Get rid of the ridiculous levy system and put in place a product levy. This links up with my comments about the regulatory role. If the FCA risk regulated products then applying a product levy to fund the FSCS would be straight forward.
Why are FOS so afraid to publish the qualifications of their people? Do we not all have the right to be judged by our peers? Come on FOS how many of your people are Chartered Financial Planners?
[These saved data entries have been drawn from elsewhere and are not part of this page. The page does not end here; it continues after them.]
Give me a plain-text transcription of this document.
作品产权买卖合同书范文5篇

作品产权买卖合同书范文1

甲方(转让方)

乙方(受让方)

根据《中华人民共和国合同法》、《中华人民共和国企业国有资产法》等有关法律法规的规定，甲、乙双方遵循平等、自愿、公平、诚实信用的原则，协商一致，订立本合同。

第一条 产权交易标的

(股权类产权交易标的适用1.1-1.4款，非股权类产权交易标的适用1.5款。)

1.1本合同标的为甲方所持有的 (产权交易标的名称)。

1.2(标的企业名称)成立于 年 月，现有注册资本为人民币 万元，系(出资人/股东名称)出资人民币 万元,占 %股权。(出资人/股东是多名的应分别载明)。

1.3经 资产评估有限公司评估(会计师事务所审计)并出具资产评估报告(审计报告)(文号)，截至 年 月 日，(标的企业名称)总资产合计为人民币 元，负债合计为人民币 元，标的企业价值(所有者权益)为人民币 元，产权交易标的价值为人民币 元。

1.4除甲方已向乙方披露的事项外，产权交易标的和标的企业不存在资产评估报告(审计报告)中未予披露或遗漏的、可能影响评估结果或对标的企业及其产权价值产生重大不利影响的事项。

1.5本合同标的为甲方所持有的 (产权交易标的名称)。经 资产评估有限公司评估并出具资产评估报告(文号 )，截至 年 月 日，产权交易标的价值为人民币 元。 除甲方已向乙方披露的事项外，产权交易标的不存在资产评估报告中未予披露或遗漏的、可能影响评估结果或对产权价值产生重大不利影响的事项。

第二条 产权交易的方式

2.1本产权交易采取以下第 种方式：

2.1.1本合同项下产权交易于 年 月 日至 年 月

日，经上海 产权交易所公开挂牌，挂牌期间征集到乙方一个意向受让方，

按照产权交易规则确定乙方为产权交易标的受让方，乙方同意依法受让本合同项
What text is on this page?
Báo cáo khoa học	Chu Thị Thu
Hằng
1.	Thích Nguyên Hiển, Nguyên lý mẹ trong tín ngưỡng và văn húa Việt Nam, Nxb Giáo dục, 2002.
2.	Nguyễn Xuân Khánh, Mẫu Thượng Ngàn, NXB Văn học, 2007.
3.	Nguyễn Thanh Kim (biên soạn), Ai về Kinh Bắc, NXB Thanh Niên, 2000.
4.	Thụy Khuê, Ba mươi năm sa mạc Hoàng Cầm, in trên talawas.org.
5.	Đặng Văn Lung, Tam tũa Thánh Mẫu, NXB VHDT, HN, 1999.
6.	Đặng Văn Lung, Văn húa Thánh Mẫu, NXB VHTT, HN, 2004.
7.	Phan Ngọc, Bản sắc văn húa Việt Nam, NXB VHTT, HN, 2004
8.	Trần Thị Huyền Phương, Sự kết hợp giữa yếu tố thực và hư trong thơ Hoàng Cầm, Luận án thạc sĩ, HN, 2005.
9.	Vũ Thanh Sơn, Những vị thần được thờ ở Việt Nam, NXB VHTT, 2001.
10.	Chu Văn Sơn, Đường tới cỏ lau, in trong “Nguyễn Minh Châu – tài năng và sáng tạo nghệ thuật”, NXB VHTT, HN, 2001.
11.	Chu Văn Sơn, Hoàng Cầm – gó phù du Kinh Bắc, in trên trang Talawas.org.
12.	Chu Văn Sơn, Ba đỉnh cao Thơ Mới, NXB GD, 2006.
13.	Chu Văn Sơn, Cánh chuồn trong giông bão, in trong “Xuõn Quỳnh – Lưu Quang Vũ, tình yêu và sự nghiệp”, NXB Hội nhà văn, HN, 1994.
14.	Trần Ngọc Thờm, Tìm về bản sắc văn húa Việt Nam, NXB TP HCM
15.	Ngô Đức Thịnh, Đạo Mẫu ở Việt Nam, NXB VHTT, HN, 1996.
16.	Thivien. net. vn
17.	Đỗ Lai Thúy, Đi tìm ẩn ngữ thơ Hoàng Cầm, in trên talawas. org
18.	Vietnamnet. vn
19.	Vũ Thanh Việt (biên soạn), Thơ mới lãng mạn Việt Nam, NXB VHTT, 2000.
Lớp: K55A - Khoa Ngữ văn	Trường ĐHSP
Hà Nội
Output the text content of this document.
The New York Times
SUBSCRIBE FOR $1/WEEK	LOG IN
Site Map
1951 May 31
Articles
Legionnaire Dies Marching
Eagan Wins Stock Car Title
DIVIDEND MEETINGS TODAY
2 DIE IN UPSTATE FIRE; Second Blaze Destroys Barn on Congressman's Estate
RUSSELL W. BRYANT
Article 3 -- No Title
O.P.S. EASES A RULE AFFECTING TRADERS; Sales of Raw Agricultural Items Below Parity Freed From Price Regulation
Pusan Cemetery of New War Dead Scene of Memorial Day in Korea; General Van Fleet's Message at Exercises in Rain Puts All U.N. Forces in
As an adviser I have to have a current Statement of Professional Standing and be signed up to a Code of Conduct of a professional body If the regulator regulated product they could leave me to get on an do the job for my customers
Seriously what is the RMAR Gabriel system all about? The regulator doesn’t use the data for anything close to useful. All it needs to know is that I have suitable PI Insurance, suitable capital adequacy and that I have dealt with any complaints. If it needs any nnumbers about my business it can go to Companies House and get them
Does the cost of regulation outweigh its value?
Yes, of course it does
Is anything I have to say or anything I think going to influence change? Not a hope!!